Branch went public last fall and appeared on the Fox TV station in El Paso, Texas.

“He told the news crew about the injustice of being fired for merely trying to prevent classified information from appearing in an industry newsletter,” the Times report said.

The Army command then notified Branch he was a target of the Criminal Investigation Command (CID). The action started before he appeared on TV.

Branch believes the new investigation was based on the information he inserted in his official appeal with the Army Board for Correction. There is also a chance the Army knew he had recorded the TV interview, the Times report said.

“Agents summoned him to an FBI office and ushered him into a secure room, or ‘skiff,’ to answer questions. As the session became more accusatory, he decided he needed a lawyer present and stopped talking.”

Last week, Branch said, his commander at Fort Bliss, Texas, where he is now stationed, notified him the CID cleared him of wrongdoing. “But that meant his service extension would end and the clock started again. He now must be out of the Army in 10 days,” the report said.

Addicott said he has been unable to persuade the Army to give him a copy of the CID investigation report to determine the exact allegation. He must file a Freedom of Information Act (FOIA) request.

Branch said he did learn he was suspected, but not charged, with disobeying a direct order by appearing on TV.

The sergeant wonders why he is being singled out.

“It makes no sense to dismiss me from service. Policy dictates that anything published on the Army home page has to be properly vetted through various organizations. Obamavisiting Campbell and talking about the bin Laden raid is considered mission and operational security info, [which] means it has to get vetted. It’s still on the home page today.”

The Times asked the 160th public affairs office why it punished a soldier for trying to keep classified material out of public view. The office did not respond.

On March 24, Branch was summoned for a meeting with his commanding officer and was handed a “counseling letter” that, in fact, served as his termination notice.

The letter said his security clearance was permanently revoked. It said there was probable cause he disclosed the 160th mission a second time, but there was insufficient evidence to seek a court-martial.

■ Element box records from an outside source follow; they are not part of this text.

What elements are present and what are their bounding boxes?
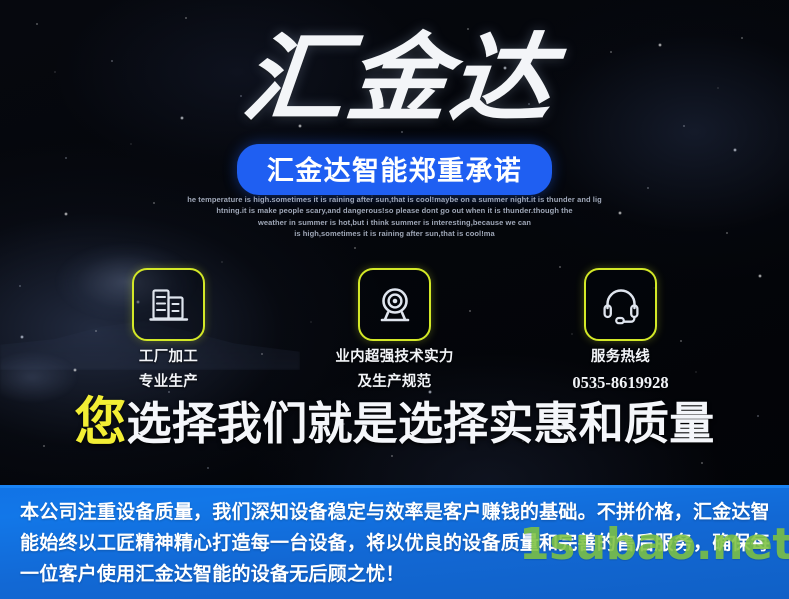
feature-caption-phone: 0535-8619928 — [572, 374, 668, 391]
feature-item-hotline: 服务热线 0535-8619928 — [537, 268, 705, 391]
english-blurb-line-3: weather in summer is hot,but i think sum… — [0, 217, 789, 228]
english-blurb: he temperature is high.sometimes it is r… — [0, 194, 789, 250]
footer-paragraph: 本公司注重设备质量，我们深知设备稳定与效率是客户赚钱的基础。不拼价格，汇金达智能… — [20, 497, 772, 590]
feature-caption-line1: 业内超强技术实力 — [335, 349, 453, 366]
promotional-banner: 汇金达 汇金达智能郑重承诺 he temperature is high.som… — [0, 0, 789, 599]
factory-buildings-icon — [147, 283, 191, 327]
brand-title: 汇金达 — [0, 18, 789, 140]
feature-list: 工厂加工 专业生产 业内超强技术实力 及生产规范 — [0, 268, 789, 386]
headline-pill-container: 汇金达智能郑重承诺 — [0, 147, 789, 191]
english-blurb-line-2: htning.it is make people scary,and dange… — [0, 205, 789, 216]
headline-pill: 汇金达智能郑重承诺 — [237, 144, 552, 195]
precision-target-machine-icon-box — [358, 268, 431, 341]
feature-caption-line1: 工厂加工 — [139, 349, 198, 366]
feature-caption-line2: 专业生产 — [139, 374, 198, 391]
headset-icon — [599, 283, 643, 327]
feature-item-technology: 业内超强技术实力 及生产规范 — [311, 268, 479, 391]
slogan-rest: 选择我们就是选择实惠和质量 — [127, 401, 715, 446]
feature-caption-line2: 及生产规范 — [358, 374, 432, 391]
precision-target-machine-icon — [373, 283, 417, 327]
english-blurb-line-1: he temperature is high.sometimes it is r… — [0, 194, 789, 205]
slogan-highlight: 您 — [75, 397, 127, 449]
main-slogan: 您 选择我们就是选择实惠和质量 — [0, 392, 789, 454]
factory-buildings-icon-box — [132, 268, 205, 341]
headset-icon-box — [584, 268, 657, 341]
feature-caption-line1: 服务热线 — [591, 349, 650, 366]
brand-title-text: 汇金达 — [231, 31, 558, 127]
footer-panel: 本公司注重设备质量，我们深知设备稳定与效率是客户赚钱的基础。不拼价格，汇金达智能… — [0, 485, 789, 599]
english-blurb-line-4: is high,sometimes it is raining after su… — [0, 228, 789, 239]
feature-item-factory: 工厂加工 专业生产 — [85, 268, 253, 391]
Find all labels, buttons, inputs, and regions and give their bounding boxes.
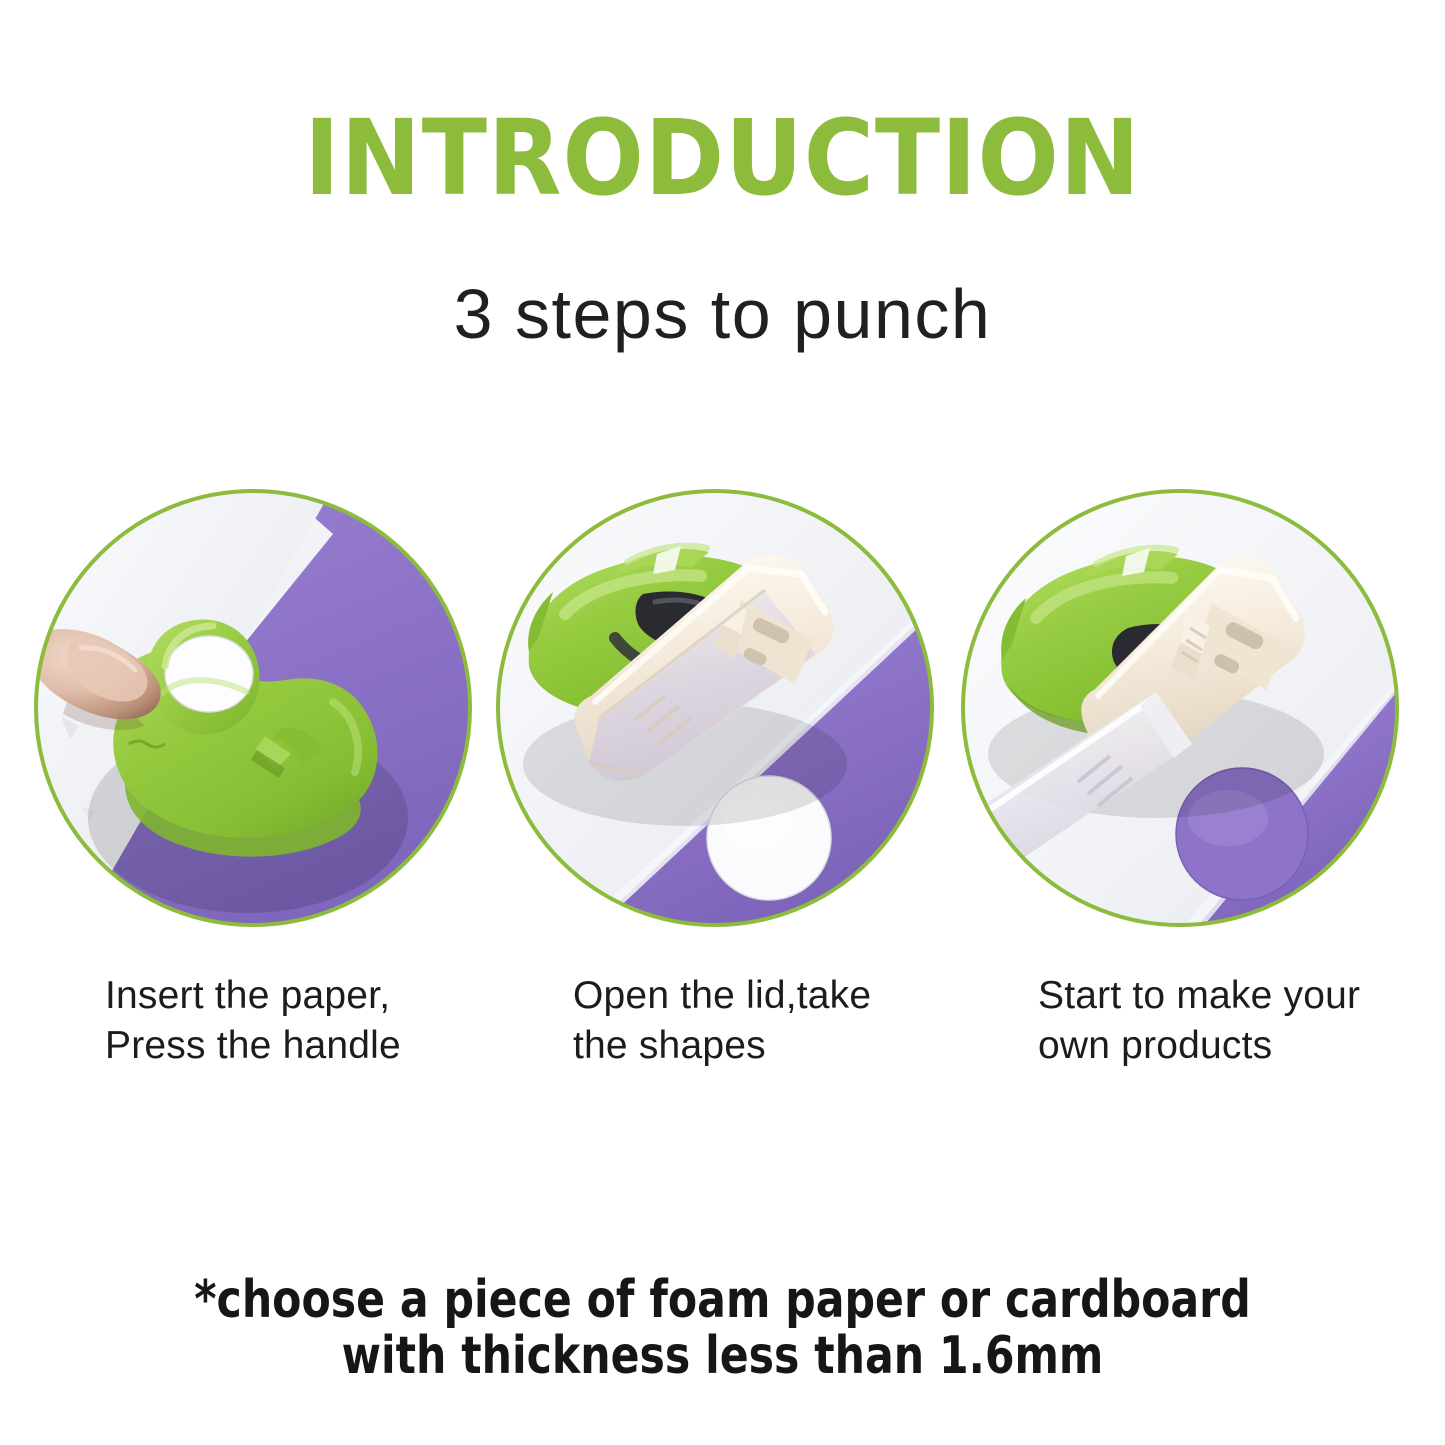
step-1-caption-line-2: Press the handle — [105, 1021, 473, 1071]
step-3-caption-line-1: Start to make your — [1038, 971, 1400, 1021]
step-1-photo — [33, 488, 473, 928]
step-2-caption: Open the lid,take the shapes — [495, 971, 935, 1071]
punch-top-view-illustration — [33, 488, 473, 928]
footnote-line-1: *choose a piece of foam paper or cardboa… — [130, 1272, 1315, 1328]
page-subtitle: 3 steps to punch — [0, 276, 1445, 352]
step-1: Insert the paper, Press the handle — [33, 488, 473, 1071]
page-title: INTRODUCTION — [58, 106, 1387, 210]
step-1-caption-line-1: Insert the paper, — [105, 971, 473, 1021]
steps-row: Insert the paper, Press the handle — [0, 488, 1445, 1088]
step-3: Start to make your own products — [960, 488, 1400, 1071]
step-3-photo — [960, 488, 1400, 928]
step-3-caption: Start to make your own products — [960, 971, 1400, 1071]
footnote: *choose a piece of foam paper or cardboa… — [130, 1272, 1315, 1384]
infographic-page: INTRODUCTION 3 steps to punch — [0, 0, 1445, 1445]
step-2-photo — [495, 488, 935, 928]
punch-lid-open-illustration — [495, 488, 935, 928]
step-2: Open the lid,take the shapes — [495, 488, 935, 1071]
step-1-caption: Insert the paper, Press the handle — [33, 971, 473, 1071]
step-2-caption-line-1: Open the lid,take — [573, 971, 935, 1021]
step-3-caption-line-2: own products — [1038, 1021, 1400, 1071]
footnote-line-2: with thickness less than 1.6mm — [130, 1328, 1315, 1384]
step-2-caption-line-2: the shapes — [573, 1021, 935, 1071]
punch-lid-slid-out-illustration — [960, 488, 1400, 928]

Branch said he believes the “second time” refers to his written appeals within the Army or possibly his command had heard that he was interviewed for the TV story the previous April. The segment aired in late September. The CID probe began Sept. 1.

Once he receives official notice from Maj. Gen. Robert P. White, 1st Armored Division Commander, he is to report to the Fort Bliss transition office, a final stop from soldier to civilian.

“I’m still waiting on the general and praying he sees me first in his open-door policy,” Branch said.